Nobody is flying home to see their AI agent (well, maybe some.. but c’mon bros - you guys better work on your preciousness).

AND AI conversations generate enormous pressure to act — adapt, upskill, reinvent — but it carries no inherent meaning.

Left unchecked, AI doesn’t move you toward purpose. It moves you toward busy-ness. More tools, more noise, more reactive motion in directions you never consciously chose.

The discomfort you feel about all of this is normal. The urgency is real.

But urgency without preciousness is just the bottom row of the matrix. Or as a good friend of mine said, “busy being busy.”


III. Purpose: when both axes are live

What I am now understanding: purpose is not a destination you find. It’s what happens when preciousness and urgency point in the same direction, at the same time.

The author Jonathan Goodman has two questions he uses to test whether any work is worth doing:

  1. Does doing it make you a better person for having done it?

  2. Does it bring you closer to the people you love?
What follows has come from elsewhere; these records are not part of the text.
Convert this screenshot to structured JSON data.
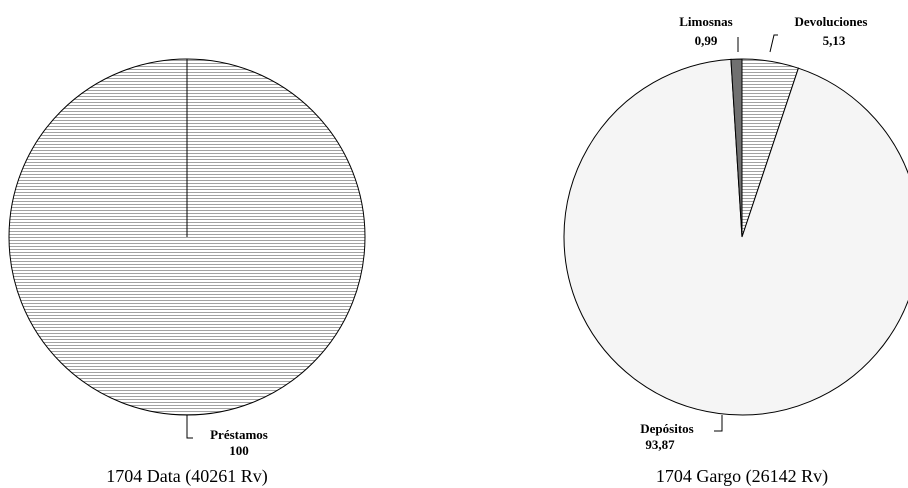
{
  "chart_data": [
    {
      "type": "pie",
      "title": "1704 Data (40261 Rv)",
      "slices": [
        {
          "name": "Préstamos",
          "value": 100,
          "value_label": "100",
          "color": "#e8e8e8",
          "pattern": "horizontal-lines"
        }
      ]
    },
    {
      "type": "pie",
      "title": "1704 Gargo (26142 Rv)",
      "slices": [
        {
          "name": "Devoluciones",
          "value": 5.13,
          "value_label": "5,13",
          "color": "#e8e8e8",
          "pattern": "horizontal-lines"
        },
        {
          "name": "Depósitos",
          "value": 93.87,
          "value_label": "93,87",
          "color": "#f5f5f5",
          "pattern": "solid"
        },
        {
          "name": "Limosnas",
          "value": 0.99,
          "value_label": "0,99",
          "color": "#707070",
          "pattern": "solid"
        }
      ]
    }
  ]
}
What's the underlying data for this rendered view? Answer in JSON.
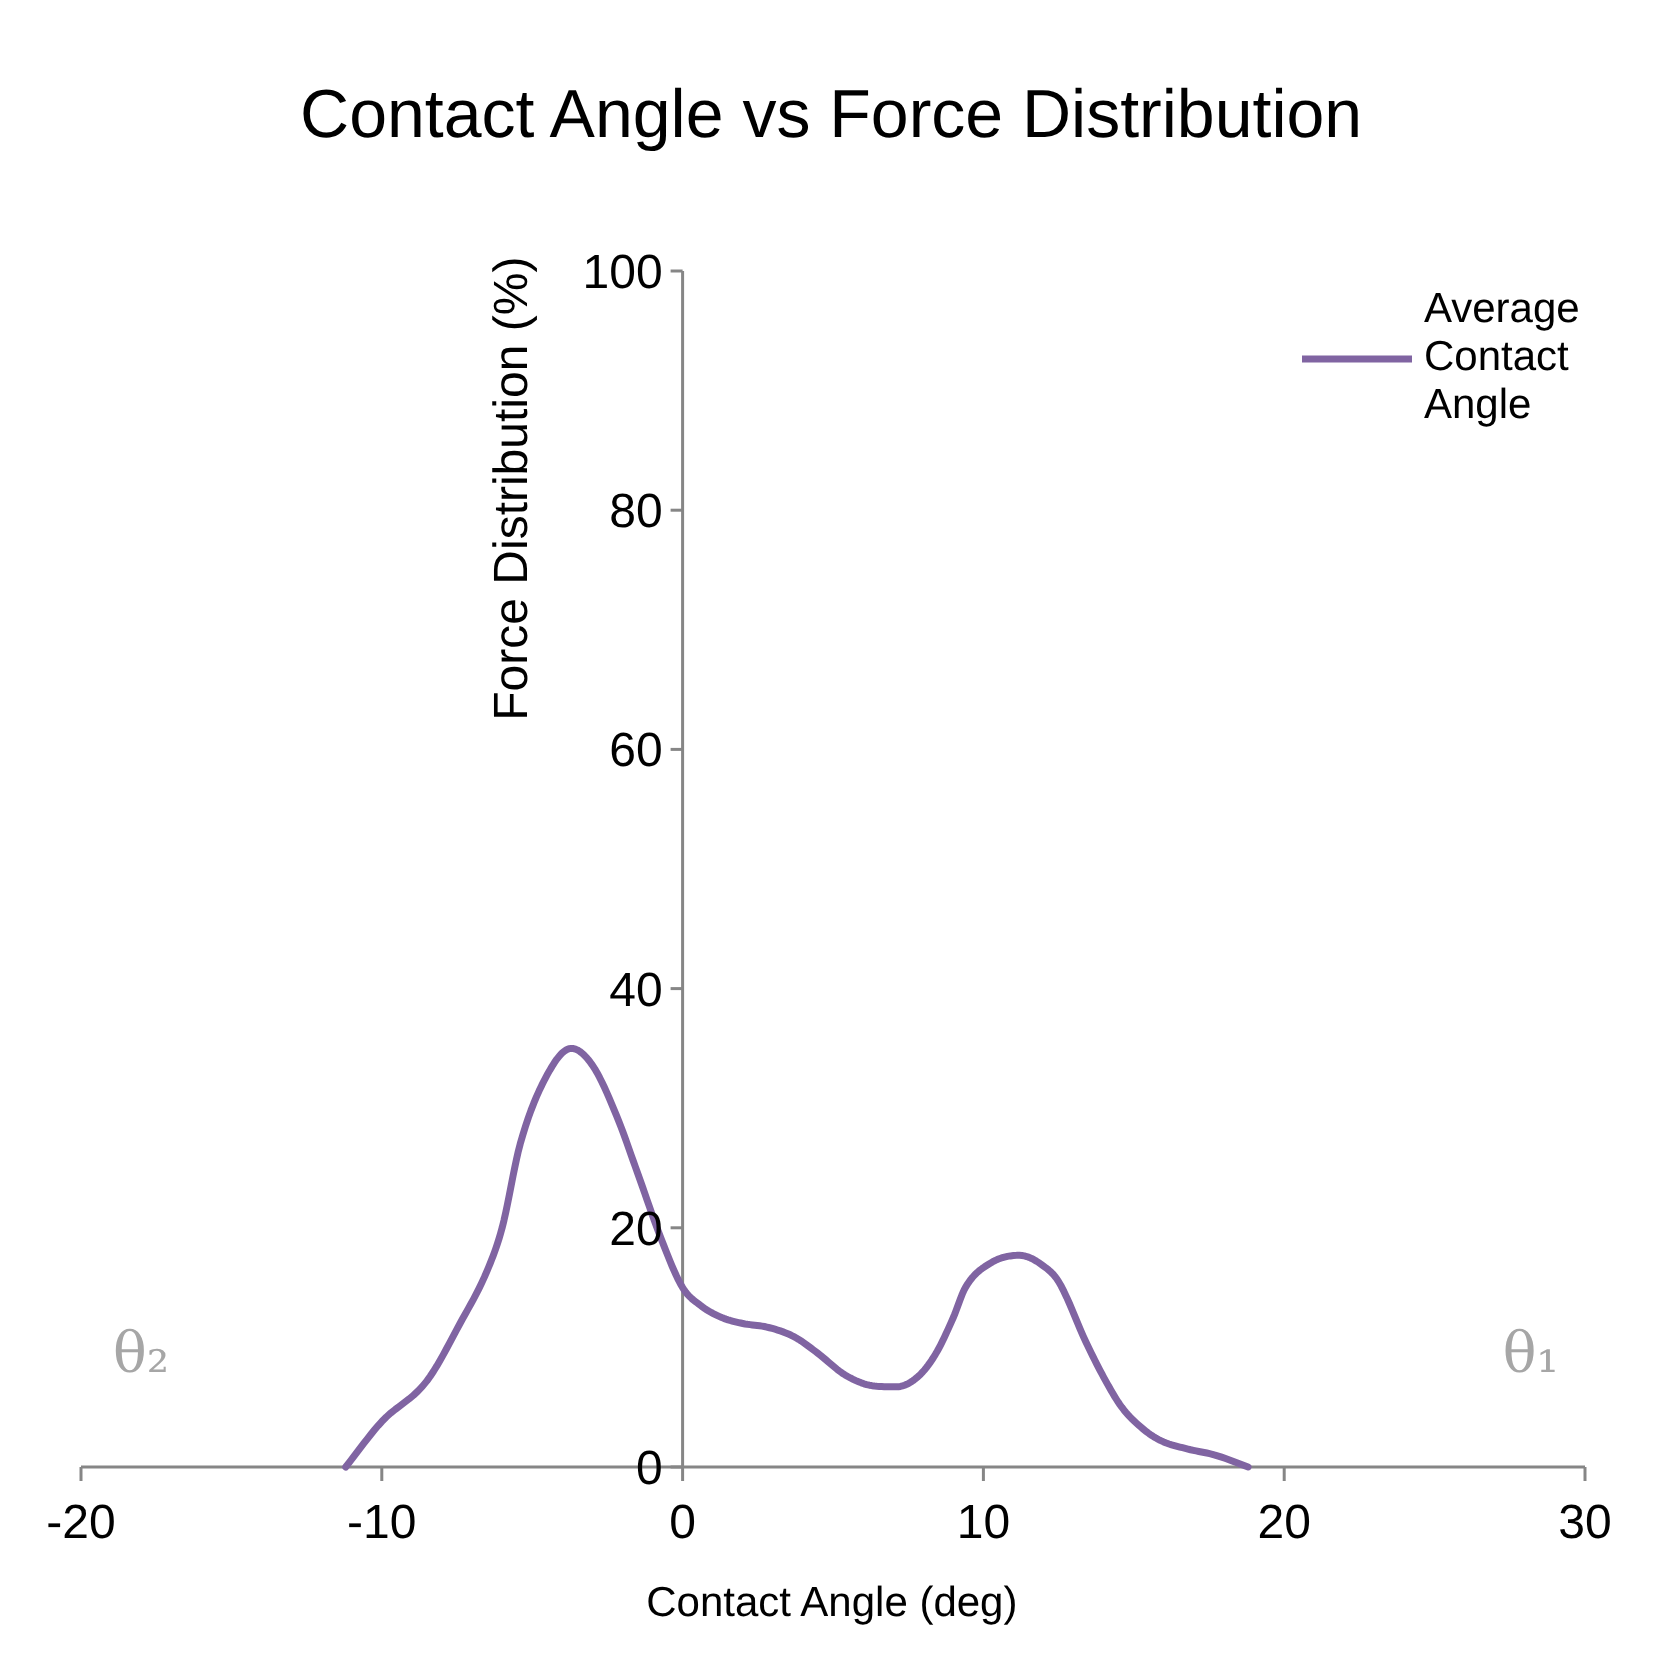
{
  "chart_data": {
    "type": "line",
    "title": "Contact Angle vs Force Distribution",
    "xlabel": "Contact Angle (deg)",
    "ylabel": "Force Distribution (%)",
    "x": [
      -11.2,
      -10,
      -8.5,
      -7.4,
      -6.5,
      -6,
      -5.4,
      -4.5,
      -3.7,
      -3,
      -2.2,
      -1.5,
      -0.7,
      0,
      0.6,
      1.3,
      2,
      2.8,
      3.7,
      4.5,
      5.4,
      6.3,
      7.1,
      7.8,
      8.4,
      9,
      9.4,
      10.2,
      11.2,
      12,
      12.5,
      13.4,
      14,
      14.6,
      15.3,
      15.9,
      16.8,
      17.7,
      18.8
    ],
    "series": [
      {
        "name": "Average Contact Angle",
        "color": "#8064a2",
        "values": [
          0,
          3.8,
          7.2,
          12,
          16.4,
          20,
          27,
          32.8,
          35,
          33.6,
          29.4,
          24.6,
          19,
          15,
          13.5,
          12.5,
          12,
          11.7,
          10.9,
          9.5,
          7.7,
          6.8,
          6.7,
          7.5,
          9.4,
          12.5,
          15,
          17,
          17.7,
          16.8,
          15.5,
          10.5,
          7.5,
          5,
          3.2,
          2.2,
          1.5,
          1,
          0
        ]
      }
    ],
    "xlim": [
      -20,
      30
    ],
    "xticks": [
      -20,
      -10,
      0,
      10,
      20,
      30
    ],
    "ylim": [
      0,
      100
    ],
    "yticks": [
      0,
      20,
      40,
      60,
      80,
      100
    ],
    "grid": false,
    "legend": "top right",
    "marker": "none",
    "line_style": "solid",
    "annotations": [
      "θ₂",
      "θ₁"
    ]
  }
}
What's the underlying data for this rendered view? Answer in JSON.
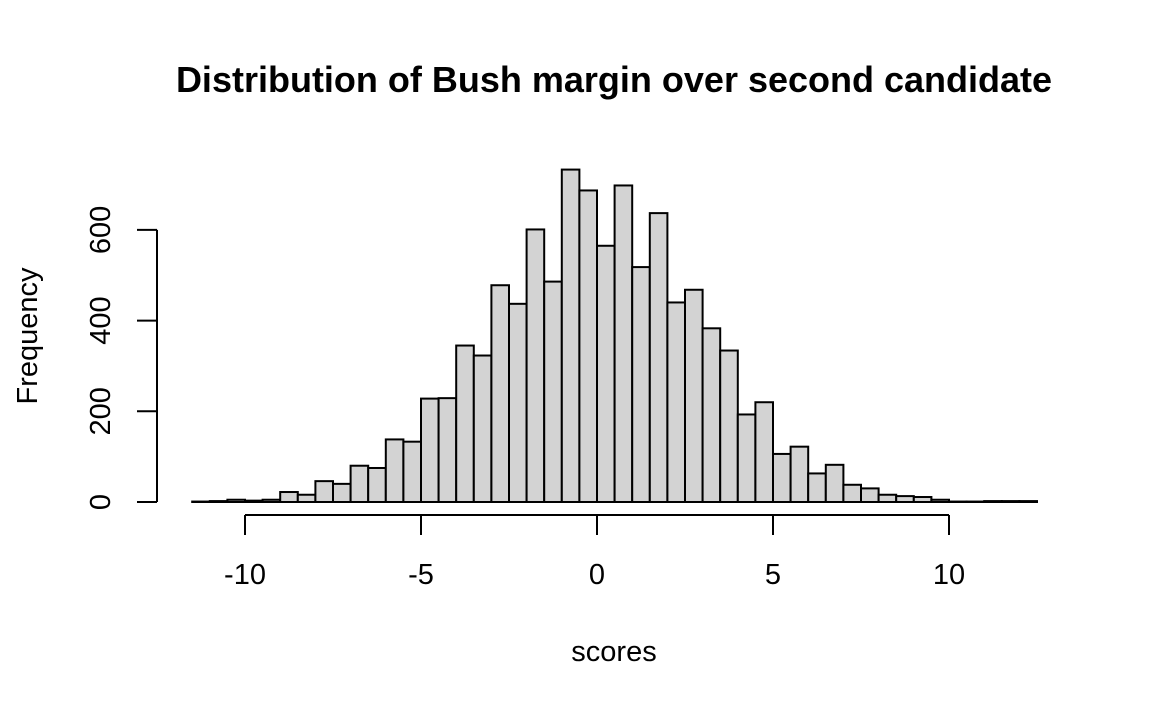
{
  "chart_data": {
    "type": "bar",
    "title": "Distribution of Bush margin over second candidate",
    "xlabel": "scores",
    "ylabel": "Frequency",
    "bin_width": 0.5,
    "bin_start": -11.5,
    "xlim": [
      -11.5,
      12.5
    ],
    "ylim": [
      0,
      740
    ],
    "x_ticks": [
      -10,
      -5,
      0,
      5,
      10
    ],
    "y_ticks": [
      0,
      200,
      400,
      600
    ],
    "values": [
      1,
      2,
      5,
      3,
      5,
      22,
      16,
      46,
      40,
      80,
      75,
      138,
      133,
      228,
      229,
      345,
      323,
      478,
      437,
      601,
      486,
      733,
      687,
      565,
      698,
      518,
      637,
      440,
      468,
      383,
      334,
      193,
      220,
      106,
      122,
      63,
      82,
      38,
      30,
      16,
      13,
      11,
      5,
      1,
      1,
      2,
      2,
      2
    ]
  }
}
These are simple in the way that only the right questions are simple. The first asks whether the effort has real integrity — whether the challenge shapes you, not just your output. The second is the filter most people forget to apply until it’s too late.

A lot of ambitious work fails the second test. It consumes the life it was supposed to fund. It pulls you away from the people you’re doing it for and returns you too depleted to be present when you do show up.

(Think about the cliche hard-working parent who is always at work and not present for the child. I grew up like that with my single working mom, and it has a major impact on me later on to heal from. The old adage about how to be with children, “half the money, twice the time” makes lots of sense here).

My friend’s work passes both tests. Running his own business is genuinely hard — and it’s making him sharper, more capable, more alive to what matters - i.e his family.

His preciousness and his urgency reinforce each other.

So what?

That alignment is not automatic. It has to be consciously chosen.

The irreducible human thing — the thing AI cannot replicate — is exactly this: the knowing in your bones what is truly precious and urgent, and brings that knowing into your work, relationships and leadership.

Not your strategic self. Not your optimized self. Your self that is fully present in a moment that won’t come back, whether in observing appreciation or passionate action.

These things are yours. Don’t outsource the awareness of them in this age of AI.